Scripts for extracting information on lemmas in three Icelandic corpora: The Icelandic Parsed Historical Corpus (IcePaHC), the Tagged Icelandic Corpus (MÍM) and the Icelandic Gigaword Corpus (IGC).
The scripts are all stored in the scripts directory, which is divided further into directories for each corpus. Two scripts are available for each corpus:
*corpus*_simple_freq.py
returns a tsv file containing a lemma, its word category, along with the gender if the word in question is a noun, and its frequency, in a descending order.*corpus*_get_lemma_freq.py
returns a tsv file containing frequency information based on each sentence in the corpus. The information shown includes sentence IDs, text genre, the sentence text, and a frequency vector. Further information on the output, along with instructions on how to run the script, can be found in the script itself.

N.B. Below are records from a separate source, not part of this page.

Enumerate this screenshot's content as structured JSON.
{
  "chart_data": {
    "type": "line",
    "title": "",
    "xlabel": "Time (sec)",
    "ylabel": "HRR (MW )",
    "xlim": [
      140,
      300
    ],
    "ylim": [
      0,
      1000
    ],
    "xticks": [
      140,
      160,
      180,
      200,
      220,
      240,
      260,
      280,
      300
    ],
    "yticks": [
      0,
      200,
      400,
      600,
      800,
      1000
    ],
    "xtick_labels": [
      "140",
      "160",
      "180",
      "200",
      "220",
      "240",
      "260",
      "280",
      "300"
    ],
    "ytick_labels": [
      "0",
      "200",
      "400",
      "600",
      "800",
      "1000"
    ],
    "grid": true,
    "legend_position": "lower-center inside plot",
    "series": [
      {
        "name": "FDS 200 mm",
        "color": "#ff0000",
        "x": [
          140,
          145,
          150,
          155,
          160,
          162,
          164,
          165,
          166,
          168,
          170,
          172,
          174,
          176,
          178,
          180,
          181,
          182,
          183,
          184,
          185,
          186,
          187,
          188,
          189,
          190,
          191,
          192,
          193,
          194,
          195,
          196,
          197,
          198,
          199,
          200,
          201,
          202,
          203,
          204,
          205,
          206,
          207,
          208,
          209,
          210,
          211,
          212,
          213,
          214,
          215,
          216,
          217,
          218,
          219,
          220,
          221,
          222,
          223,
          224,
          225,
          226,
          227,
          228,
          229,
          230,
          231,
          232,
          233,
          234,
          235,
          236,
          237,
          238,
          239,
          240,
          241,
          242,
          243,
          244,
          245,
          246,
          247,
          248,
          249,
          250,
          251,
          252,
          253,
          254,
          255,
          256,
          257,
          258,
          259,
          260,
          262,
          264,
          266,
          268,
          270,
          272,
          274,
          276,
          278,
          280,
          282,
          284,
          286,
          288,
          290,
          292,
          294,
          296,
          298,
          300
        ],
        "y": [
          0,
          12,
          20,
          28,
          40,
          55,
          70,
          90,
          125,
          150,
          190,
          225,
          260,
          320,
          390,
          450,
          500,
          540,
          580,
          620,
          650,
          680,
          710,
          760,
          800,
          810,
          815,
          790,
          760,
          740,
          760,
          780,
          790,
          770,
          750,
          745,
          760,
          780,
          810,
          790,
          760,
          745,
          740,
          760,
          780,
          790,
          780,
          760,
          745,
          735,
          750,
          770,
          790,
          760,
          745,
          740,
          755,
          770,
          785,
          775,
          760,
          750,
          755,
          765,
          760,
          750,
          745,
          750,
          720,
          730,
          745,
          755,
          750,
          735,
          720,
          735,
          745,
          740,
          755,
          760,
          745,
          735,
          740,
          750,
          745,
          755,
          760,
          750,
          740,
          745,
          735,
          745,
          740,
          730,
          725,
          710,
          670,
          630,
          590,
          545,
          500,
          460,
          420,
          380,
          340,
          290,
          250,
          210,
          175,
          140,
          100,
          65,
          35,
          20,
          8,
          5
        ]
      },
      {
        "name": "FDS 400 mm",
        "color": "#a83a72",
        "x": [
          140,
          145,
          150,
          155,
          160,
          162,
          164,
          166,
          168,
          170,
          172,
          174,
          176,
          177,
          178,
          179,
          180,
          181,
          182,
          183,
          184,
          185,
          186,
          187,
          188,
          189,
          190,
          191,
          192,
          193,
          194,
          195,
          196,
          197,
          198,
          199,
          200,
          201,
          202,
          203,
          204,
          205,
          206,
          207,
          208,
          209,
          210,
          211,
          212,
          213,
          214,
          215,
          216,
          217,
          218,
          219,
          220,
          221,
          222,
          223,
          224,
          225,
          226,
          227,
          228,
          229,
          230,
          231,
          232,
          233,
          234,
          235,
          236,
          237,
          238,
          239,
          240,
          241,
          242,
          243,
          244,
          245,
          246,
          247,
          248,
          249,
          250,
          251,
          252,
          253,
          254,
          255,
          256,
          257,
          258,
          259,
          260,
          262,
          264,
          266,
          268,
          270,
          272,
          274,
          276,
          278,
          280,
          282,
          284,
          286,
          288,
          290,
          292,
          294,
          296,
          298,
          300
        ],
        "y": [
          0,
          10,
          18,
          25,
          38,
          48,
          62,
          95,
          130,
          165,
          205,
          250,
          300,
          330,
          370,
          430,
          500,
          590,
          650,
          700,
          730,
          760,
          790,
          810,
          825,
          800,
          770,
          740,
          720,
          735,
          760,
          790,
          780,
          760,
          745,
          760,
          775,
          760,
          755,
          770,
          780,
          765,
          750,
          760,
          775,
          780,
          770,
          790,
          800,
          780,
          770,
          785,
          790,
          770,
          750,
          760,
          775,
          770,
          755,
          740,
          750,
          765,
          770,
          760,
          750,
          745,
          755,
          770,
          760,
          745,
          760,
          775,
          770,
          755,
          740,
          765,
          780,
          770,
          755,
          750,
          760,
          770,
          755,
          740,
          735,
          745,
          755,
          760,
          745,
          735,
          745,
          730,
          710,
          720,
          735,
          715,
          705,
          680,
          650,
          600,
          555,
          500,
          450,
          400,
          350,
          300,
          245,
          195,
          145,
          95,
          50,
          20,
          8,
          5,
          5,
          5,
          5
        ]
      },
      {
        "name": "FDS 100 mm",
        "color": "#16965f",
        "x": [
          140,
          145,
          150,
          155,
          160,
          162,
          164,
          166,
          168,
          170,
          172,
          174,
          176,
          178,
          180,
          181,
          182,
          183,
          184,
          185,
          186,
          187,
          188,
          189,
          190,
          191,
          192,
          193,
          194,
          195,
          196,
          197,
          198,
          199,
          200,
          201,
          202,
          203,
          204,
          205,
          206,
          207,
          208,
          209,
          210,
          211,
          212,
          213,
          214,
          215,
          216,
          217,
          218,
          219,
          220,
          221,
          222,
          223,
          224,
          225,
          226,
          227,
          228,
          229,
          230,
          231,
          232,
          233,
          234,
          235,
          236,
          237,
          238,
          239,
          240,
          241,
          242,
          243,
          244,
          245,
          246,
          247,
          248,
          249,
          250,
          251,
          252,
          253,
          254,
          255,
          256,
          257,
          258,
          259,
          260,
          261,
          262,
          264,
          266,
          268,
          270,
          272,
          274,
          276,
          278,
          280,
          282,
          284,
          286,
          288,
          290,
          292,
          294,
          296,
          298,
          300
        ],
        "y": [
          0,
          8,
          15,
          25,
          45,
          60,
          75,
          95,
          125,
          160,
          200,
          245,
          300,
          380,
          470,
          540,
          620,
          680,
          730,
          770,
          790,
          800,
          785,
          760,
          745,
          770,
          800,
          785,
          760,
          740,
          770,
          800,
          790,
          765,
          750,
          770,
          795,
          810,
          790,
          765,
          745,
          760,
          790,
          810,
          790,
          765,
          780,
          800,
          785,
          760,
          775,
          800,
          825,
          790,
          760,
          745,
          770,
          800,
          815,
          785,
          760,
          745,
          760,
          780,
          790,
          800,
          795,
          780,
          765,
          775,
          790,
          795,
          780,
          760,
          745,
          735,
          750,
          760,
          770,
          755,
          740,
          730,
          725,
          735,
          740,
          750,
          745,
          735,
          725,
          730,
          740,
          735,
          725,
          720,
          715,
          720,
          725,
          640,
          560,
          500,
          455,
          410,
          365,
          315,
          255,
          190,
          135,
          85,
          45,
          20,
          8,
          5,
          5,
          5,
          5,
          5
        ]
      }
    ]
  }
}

The scripts' output files are stored under the output directory. Some files cannot be stored in the repository due to size limitations, so a download link is provided instead. A full frequency list for IGC cannot be provided in the repository due to computing limitations.
The simple frequency lists, compiled using *corpus*_simple_freq.py
, are computed based on the frequency of a lemma, its word category, and the lemma's grammatical gender
if it is a noun. This results in more fine-grained results than merely counting the frequency of a lemma, independent of its word category and gender. Existing tags in IGC are used for this calculation, while IcePaHC and MÍM are tagged using ABLTagger, which uses the same tagset as is used in IGC.